Baru-baru ini orang-orang media telah menjadi sasaran. Ziar Khan Yaad, seorang jurnalis dari TOLO TV, penyiar swasta terbesar di negara itu, dipukuli oleh anggota Taliban.

Bahkan pejuang Taliban telah membunuh dan melukai dua anggota keluarga dari salah satu wartawan Afghanistan penyiar Jerman Deutsche Welle, yang saat ini berbasis di Jerman.

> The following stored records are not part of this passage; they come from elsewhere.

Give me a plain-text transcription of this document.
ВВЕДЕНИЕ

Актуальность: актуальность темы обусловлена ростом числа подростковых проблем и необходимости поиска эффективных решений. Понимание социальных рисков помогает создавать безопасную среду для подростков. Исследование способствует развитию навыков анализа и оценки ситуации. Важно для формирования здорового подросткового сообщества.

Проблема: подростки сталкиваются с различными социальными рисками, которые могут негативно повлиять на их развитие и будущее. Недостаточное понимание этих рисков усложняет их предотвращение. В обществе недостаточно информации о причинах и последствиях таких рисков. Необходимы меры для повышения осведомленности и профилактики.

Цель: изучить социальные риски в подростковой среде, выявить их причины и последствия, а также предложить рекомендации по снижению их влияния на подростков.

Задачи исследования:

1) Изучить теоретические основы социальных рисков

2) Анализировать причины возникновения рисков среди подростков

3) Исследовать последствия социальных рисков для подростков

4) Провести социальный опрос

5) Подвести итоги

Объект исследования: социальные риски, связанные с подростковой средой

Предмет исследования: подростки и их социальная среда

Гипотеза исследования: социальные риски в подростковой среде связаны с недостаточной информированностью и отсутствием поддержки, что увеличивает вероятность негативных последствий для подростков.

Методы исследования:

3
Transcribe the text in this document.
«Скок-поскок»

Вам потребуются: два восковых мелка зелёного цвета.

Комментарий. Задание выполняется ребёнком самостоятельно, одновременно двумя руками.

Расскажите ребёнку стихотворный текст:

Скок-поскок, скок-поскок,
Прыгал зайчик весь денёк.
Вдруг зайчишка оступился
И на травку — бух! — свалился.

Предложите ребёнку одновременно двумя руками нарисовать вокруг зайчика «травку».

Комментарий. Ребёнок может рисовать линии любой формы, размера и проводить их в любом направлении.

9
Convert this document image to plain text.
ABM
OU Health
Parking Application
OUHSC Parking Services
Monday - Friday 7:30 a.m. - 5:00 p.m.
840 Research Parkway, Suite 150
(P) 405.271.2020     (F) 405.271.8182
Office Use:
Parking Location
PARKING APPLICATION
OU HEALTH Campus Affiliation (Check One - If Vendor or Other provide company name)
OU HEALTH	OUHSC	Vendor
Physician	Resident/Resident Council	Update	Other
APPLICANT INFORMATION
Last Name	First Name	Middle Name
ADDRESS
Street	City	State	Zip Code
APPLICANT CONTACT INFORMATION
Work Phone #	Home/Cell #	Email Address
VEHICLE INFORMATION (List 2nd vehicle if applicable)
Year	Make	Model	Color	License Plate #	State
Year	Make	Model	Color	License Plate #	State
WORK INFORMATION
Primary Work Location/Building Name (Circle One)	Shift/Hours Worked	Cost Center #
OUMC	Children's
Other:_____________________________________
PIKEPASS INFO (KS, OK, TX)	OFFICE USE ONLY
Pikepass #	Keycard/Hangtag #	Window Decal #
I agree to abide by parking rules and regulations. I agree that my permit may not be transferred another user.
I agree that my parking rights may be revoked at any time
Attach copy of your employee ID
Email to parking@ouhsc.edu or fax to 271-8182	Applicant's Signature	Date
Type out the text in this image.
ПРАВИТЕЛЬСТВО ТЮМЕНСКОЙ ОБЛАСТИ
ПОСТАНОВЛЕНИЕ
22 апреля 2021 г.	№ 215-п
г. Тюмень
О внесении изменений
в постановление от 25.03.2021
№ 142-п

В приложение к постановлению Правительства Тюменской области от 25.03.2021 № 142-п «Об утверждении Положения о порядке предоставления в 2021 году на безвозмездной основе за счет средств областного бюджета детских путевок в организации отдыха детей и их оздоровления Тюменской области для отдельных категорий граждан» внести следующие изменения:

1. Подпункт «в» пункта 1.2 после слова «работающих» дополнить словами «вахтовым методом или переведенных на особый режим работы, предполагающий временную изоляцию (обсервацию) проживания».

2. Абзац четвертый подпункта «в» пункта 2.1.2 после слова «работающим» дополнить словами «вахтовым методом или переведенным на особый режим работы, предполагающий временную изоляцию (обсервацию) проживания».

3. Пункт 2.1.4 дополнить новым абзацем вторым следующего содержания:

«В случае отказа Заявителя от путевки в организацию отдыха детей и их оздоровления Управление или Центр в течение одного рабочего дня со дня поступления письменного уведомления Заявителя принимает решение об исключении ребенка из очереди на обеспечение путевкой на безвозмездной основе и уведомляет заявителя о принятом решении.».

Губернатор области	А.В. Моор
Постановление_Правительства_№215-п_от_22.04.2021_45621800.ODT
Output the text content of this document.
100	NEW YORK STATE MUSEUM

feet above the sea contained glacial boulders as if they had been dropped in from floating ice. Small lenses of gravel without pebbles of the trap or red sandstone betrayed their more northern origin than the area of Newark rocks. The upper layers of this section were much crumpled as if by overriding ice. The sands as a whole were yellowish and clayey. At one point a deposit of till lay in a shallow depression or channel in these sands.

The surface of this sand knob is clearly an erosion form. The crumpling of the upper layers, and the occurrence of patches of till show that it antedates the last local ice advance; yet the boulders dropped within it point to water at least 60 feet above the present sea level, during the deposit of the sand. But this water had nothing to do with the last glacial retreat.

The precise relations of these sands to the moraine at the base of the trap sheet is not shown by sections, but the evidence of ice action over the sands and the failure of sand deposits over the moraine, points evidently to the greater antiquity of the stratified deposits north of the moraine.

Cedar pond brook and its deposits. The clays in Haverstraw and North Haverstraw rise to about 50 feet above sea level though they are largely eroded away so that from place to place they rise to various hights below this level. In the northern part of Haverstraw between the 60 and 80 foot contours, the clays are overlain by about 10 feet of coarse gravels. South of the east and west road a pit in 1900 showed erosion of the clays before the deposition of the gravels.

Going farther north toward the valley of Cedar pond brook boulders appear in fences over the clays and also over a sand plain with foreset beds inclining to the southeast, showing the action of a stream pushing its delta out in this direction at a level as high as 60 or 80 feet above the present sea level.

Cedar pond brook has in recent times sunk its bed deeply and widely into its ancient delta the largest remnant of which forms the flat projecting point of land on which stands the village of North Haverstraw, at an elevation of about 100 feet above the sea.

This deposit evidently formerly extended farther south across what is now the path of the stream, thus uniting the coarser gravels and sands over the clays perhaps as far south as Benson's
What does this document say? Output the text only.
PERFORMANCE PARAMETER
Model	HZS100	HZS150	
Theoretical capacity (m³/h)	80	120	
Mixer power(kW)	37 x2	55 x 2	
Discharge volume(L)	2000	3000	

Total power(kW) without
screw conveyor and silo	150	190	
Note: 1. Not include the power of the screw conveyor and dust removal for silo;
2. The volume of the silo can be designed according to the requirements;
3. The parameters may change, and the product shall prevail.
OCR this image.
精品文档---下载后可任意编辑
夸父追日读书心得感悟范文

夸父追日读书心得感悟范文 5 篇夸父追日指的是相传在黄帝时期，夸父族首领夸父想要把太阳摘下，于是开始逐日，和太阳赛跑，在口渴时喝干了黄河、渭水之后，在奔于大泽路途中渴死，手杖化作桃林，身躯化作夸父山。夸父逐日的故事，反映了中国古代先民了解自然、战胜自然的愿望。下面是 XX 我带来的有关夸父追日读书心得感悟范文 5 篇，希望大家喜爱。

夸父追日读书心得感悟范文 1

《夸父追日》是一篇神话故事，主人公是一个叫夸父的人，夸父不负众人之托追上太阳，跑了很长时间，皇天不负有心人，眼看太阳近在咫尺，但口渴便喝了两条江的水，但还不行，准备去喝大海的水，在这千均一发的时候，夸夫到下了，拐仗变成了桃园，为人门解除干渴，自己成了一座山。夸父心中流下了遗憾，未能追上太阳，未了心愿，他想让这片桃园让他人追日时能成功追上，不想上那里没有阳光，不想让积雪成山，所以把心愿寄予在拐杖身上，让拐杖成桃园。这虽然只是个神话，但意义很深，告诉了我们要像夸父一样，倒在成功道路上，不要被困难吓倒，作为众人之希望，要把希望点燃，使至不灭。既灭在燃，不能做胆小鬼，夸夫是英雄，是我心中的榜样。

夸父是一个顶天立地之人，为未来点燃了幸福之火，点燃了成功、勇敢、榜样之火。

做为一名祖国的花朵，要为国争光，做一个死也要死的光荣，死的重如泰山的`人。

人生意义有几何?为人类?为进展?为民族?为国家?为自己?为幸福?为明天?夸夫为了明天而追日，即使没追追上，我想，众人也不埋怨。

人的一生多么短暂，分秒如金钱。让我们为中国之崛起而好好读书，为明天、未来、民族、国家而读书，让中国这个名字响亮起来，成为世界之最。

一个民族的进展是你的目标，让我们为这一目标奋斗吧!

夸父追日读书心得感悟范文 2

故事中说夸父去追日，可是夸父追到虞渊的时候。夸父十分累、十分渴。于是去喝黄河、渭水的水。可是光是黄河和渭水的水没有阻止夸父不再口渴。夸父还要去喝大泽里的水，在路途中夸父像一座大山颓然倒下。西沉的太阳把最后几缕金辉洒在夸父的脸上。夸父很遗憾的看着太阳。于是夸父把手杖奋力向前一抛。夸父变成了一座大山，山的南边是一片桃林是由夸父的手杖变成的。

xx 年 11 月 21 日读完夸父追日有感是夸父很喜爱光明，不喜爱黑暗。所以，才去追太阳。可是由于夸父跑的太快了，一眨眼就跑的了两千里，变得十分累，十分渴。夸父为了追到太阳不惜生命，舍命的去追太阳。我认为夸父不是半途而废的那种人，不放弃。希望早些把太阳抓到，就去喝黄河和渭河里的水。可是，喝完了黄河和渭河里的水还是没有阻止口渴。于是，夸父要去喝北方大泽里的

Kelompok Taliban baru-baru ini juga menyatakan pekerja pemerintah perempuan harus tinggal di rumah sampai kondisi keamanan membaik.

4 dari 4 halaman

Takut Tidak Bisa Bekerja

Ketidaksesuaian antara kata-kata dan tindakan kelompok Taliban itulah yang menyebabkan Heydari terpaksa melarikan diri dari Kabul dan kini ia berada di Prancis

 Ilustrasi© Instagram/@roya_heydari

Ia juga mengatakan ketakutan terbesarnya bukanlah kematian, tetapi " dikurung" dan tidak bisa " keluar dan melanjutkan pekerjaan" .

Dia menambahkan bahwa dia akan kembali jika kelompok itu dapat meyakinkannya bahwa kelompok perempuan dapat terus bekerja.